Examination of the Effects of PEG-Rich Matrices In Multi Drug Resistance-Associated Protein (MRP) and Multi Drug Resistance (MDR) Substrates Transport Utilizing the Caco-2 Cell Model

Nilmarie Santos-Roman, Janet Mendez-Vega, and Dr. Madeline Torres-Lugo. Chemical Engineering, University of Puerto Rico - Mayaguez, P.O. Box 5289, Mayaguez, PR 00681

Multidrug resistance (MDR) is responsible for the low absorption of a very wide range of drugs and has been recognized as one of the major hurdles in drug absorption. Crosslinked poly(ethylene glycol) based morphologies are being proposed as multidrug resticance1 (MDR1) and multidrug resistance associated protein (MRP) inhibitors with the added advantage that these can be tailored for controlled drug delivery applications. For this purpose, three design variables were studied; the PEG tethered chain length and crosslinker length, and the particle size. The hydrogels demonstrated that they have MRP inhibitory effects by successfully enhancing the transport of fluorescein sodium salt (FLUO) up to 250%. The transport enhancement appears to be dependent on the hydrogel morphology as well. Temperature effect experiments seem to confirm that this transport enhancement is due to an active interaction with the MRP proteins, since no effect was observed at 4C. Polymers also demonstrated to have transport enhancement of the MDR1 substrate, Rhodamine 123 (RHO) of up to 350%. This effect was found to be dependent on the length of the tethered chain as well as the concentration of the suspension.

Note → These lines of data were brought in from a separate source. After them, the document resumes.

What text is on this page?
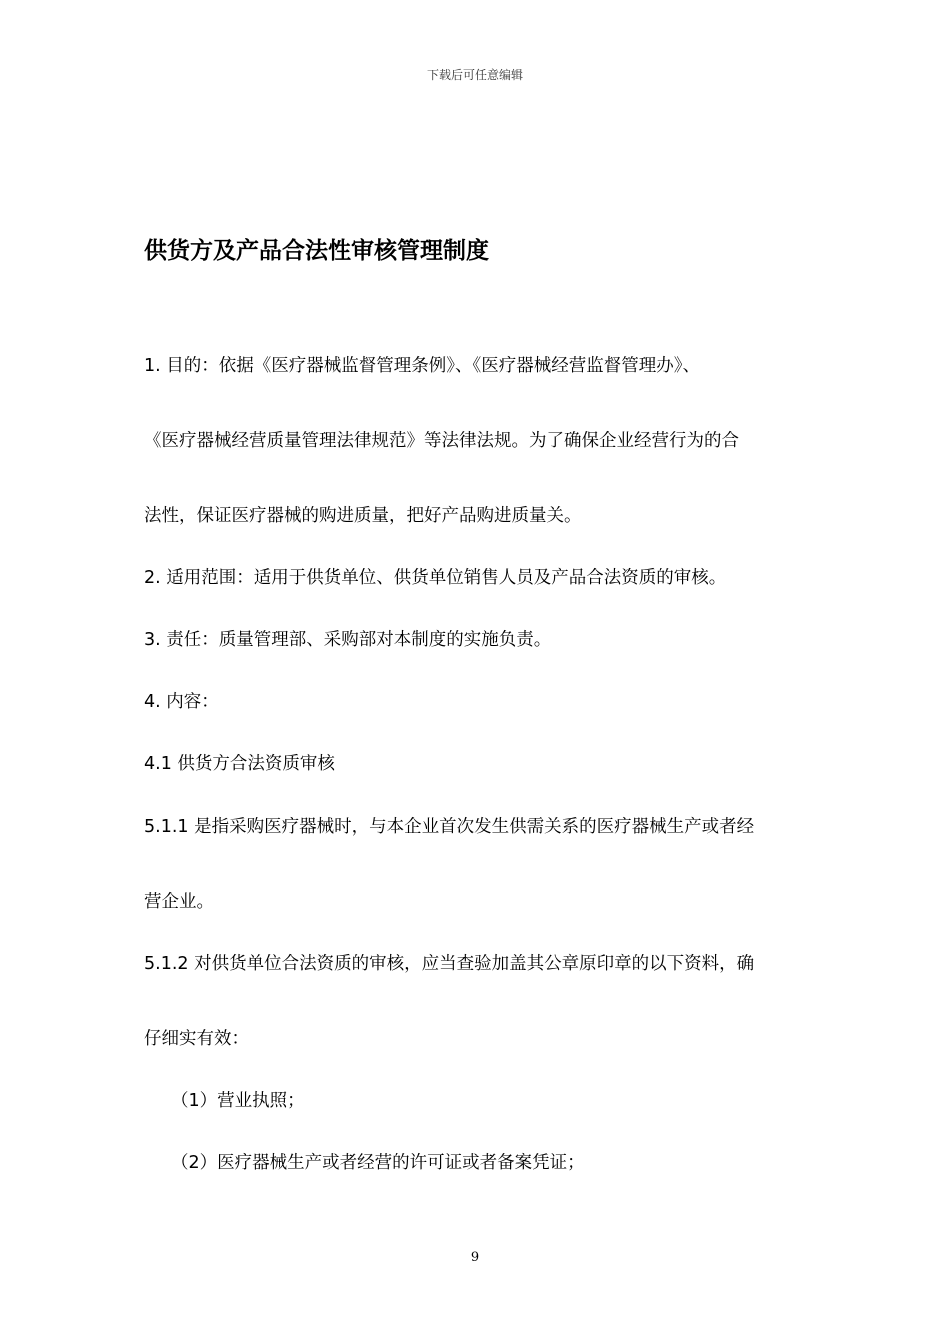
下载后可任意编辑
供货方及产品合法性审核管理制度

1. 目的：依据《医疗器械监督管理条例》、《医疗器械经营监督管理办》、

《医疗器械经营质量管理法律规范》等法律法规。为了确保企业经营行为的合

法性，保证医疗器械的购进质量，把好产品购进质量关。

2. 适用范围：适用于供货单位、供货单位销售人员及产品合法资质的审核。

3. 责任：质量管理部、采购部对本制度的实施负责。

4. 内容：

4.1 供货方合法资质审核

5.1.1 是指采购医疗器械时，与本企业首次发生供需关系的医疗器械生产或者经

营企业。

5.1.2 对供货单位合法资质的审核，应当查验加盖其公章原印章的以下资料，确

仔细实有效：

（1）营业执照；

（2）医疗器械生产或者经营的许可证或者备案凭证；

9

These observations suggest a possible competitive action. The potency of the hydrogel inhibition appears to be greater than the known inhibitors verapamil, genistein and probenecid, but similar to the lineal PEG-300 morphology. Therefore, we can conclude that PEG based hydrogels are potential candidates for controlled drug delivery devices aimed at the inhibition of MRP and MDR1 proteins.